En el municipio más pequeño de Tamaulipas, una graduación con apenas siete estudiantes dejó una lección que la política de los grandes escenarios suele olvidar: el servicio público también se mide por entender que siete alumnos merecen la misma atención que siete mil.
Martín Díaz / Periodismo con Firma
En San Nicolás se graduaron apenas siete estudiantes: seis de telesecundaria y una sola alumna de primaria. Para cualquier estratega obsesionado con la rentabilidad electoral, recorrer cientos de kilómetros para asistir a una ceremonia tan pequeña parecería una mala inversión de tiempo. Muy pocos asistentes, nula movilización y, sobre todo, muy pocos reflectores.

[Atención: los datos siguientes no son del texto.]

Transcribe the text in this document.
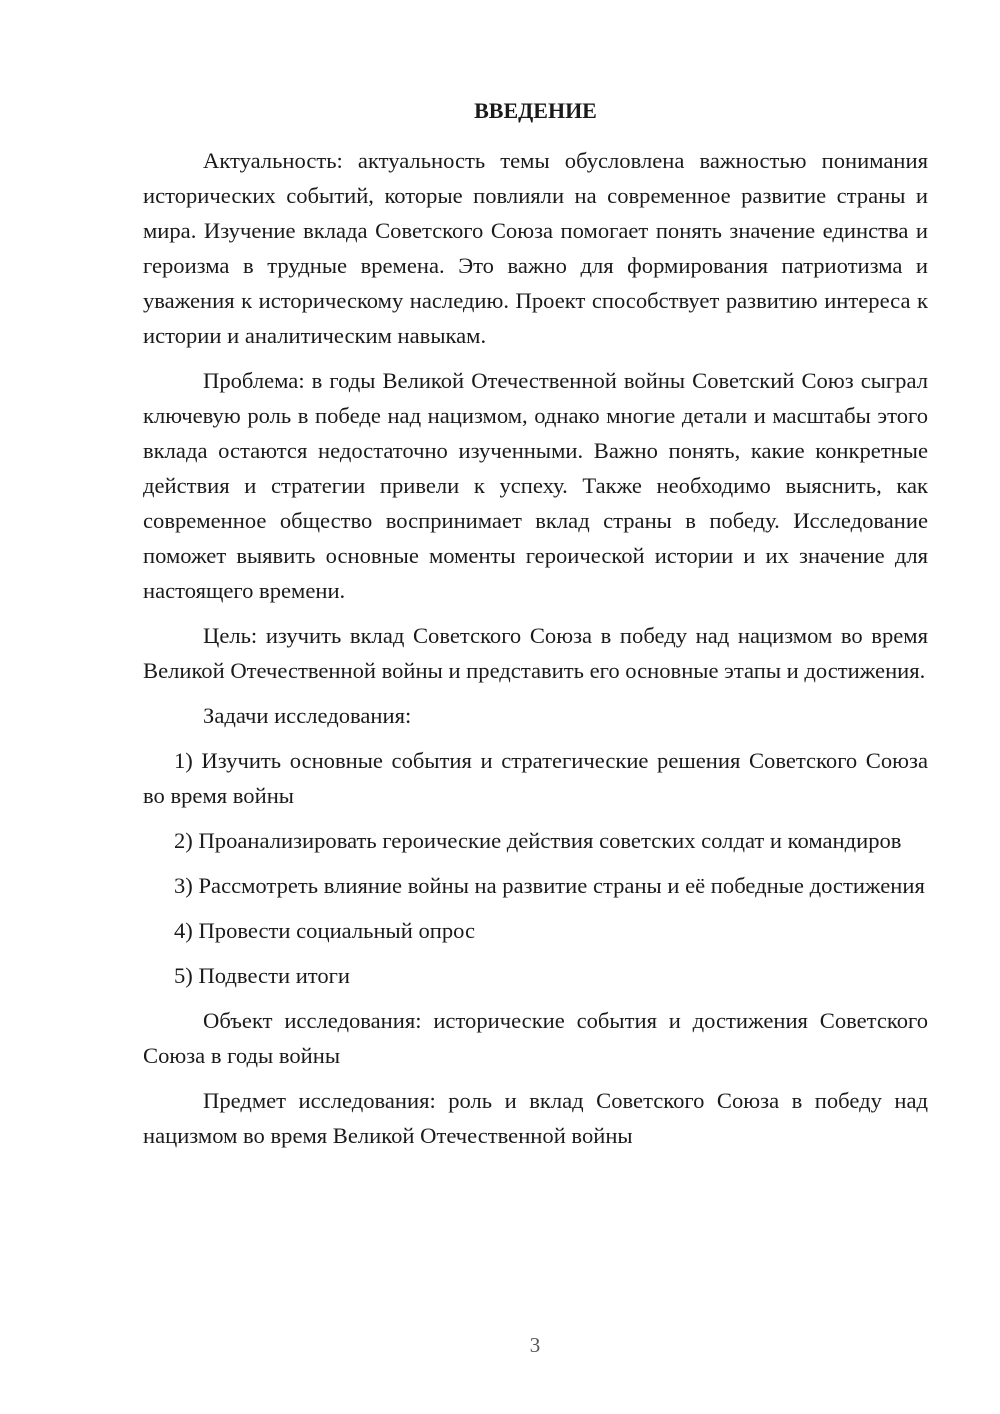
ВВЕДЕНИЕ

Актуальность: актуальность темы обусловлена важностью понимания исторических событий, которые повлияли на современное развитие страны и мира. Изучение вклада Советского Союза помогает понять значение единства и героизма в трудные времена. Это важно для формирования патриотизма и уважения к историческому наследию. Проект способствует развитию интереса к истории и аналитическим навыкам.

Проблема: в годы Великой Отечественной войны Советский Союз сыграл ключевую роль в победе над нацизмом, однако многие детали и масштабы этого вклада остаются недостаточно изученными. Важно понять, какие конкретные действия и стратегии привели к успеху. Также необходимо выяснить, как современное общество воспринимает вклад страны в победу. Исследование поможет выявить основные моменты героической истории и их значение для настоящего времени.

Цель: изучить вклад Советского Союза в победу над нацизмом во время Великой Отечественной войны и представить его основные этапы и достижения.

Задачи исследования:

1) Изучить основные события и стратегические решения Советского Союза во время войны

2) Проанализировать героические действия советских солдат и командиров

3) Рассмотреть влияние войны на развитие страны и её победные достижения

4) Провести социальный опрос

5) Подвести итоги

Объект исследования: исторические события и достижения Советского Союза в годы войны

Предмет исследования: роль и вклад Советского Союза в победу над нацизмом во время Великой Отечественной войны

3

Esa suele ser la fría lógica de la política de los grandes escenarios: a mayor auditorio, mayor exposición. Bajo ese criterio mercantilista, los municipios más pequeños y apartados del Tamaulipas profundo casi nunca ocupan un lugar prioritario en las agendas de los altos funcionarios.
Por eso, lo ocurrido hace unos días en San Nicolás merece una lectura diferente.
La apuesta de la sierra
Entre los graduados existía una apuesta silenciosa. Querían comprobar si su padrino de generación realmente cumpliría su palabra y subiría a la sierra. La duda no era gratuita; durante décadas, las comunidades rurales se acostumbraron a escuchar promesas de campaña que terminaban disolviéndose en las curvas del camino que conecta a Ciudad Victoria con la montaña.
La alumna Ariadna Nataly Zúñiga Robledo había elegido como su padrino de generación a Miguel Ángel Valdez García, secretario de Educación de Tamaulipas. Y contra todos los pronósticos del escepticismo local, el secretario llegó.
El valor de un servidor público no siempre se mide por la masa que es capaz de congregar frente a un templete. A veces se mide, de forma más genuina, por la decisión de tomar la carretera para estrechar la mano de una sola niña que termina la primaria y de seis jóvenes que concluyen su telesecundaria.
Más allá de la rentabilidad
Desde la óptica de la comunicación política tradicional, asistir a San Nicolás difícilmente se justificaría en una mesa de estrategia. En el mismo lapso de traslado, cualquier funcionario podría encabezar eventos multitudinarios en Reynosa, Matamoros, Altamira o la capital del estado, garantizando portadas y miles de impactos en redes sociales.
Pero la educación pública no puede —ni debe— administrarse con Likes en redes sociales.
Cuando un gobierno entiende que el derecho a la educación es el mismo para todos, el tamaño del municipio deja de ser un factor de exclusión. Una escuela unitaria o una telesecundaria perdida en la geografía estatal representan exactamente el mismo compromiso institucional que un plantel de alta matrícula en las zonas urbanas.
El valor de la palabra
Ese es el mensaje más importante que deja la humilde ceremonia de San Nicolás. No se trata de aplaudir que un secretario de Estado cumpla con su deber —eso es lo mínimo que se espera—, sino de rescatar un principio básico: el tamaño de una comunidad jamás debe determinar la importancia y la dignidad de quienes viven en ella.
Los siete alumnos ganaron su apuesta. El Estado, por su parte, envió una señal que vale la pena registrar: la presencia gubernamental no solo debe concentrarse en las esquinas donde se disputan los grandes paquetes de votos, sino también en aquellos rincones del mapa donde una generación entera cabe en una sola foto.
Porque, al final del día, siete estudiantes en la sierra merecen exactamente la misma atención que siete mil en la ciudad.
Ahí están los hechos. Que cada quién saque sus conclusiones.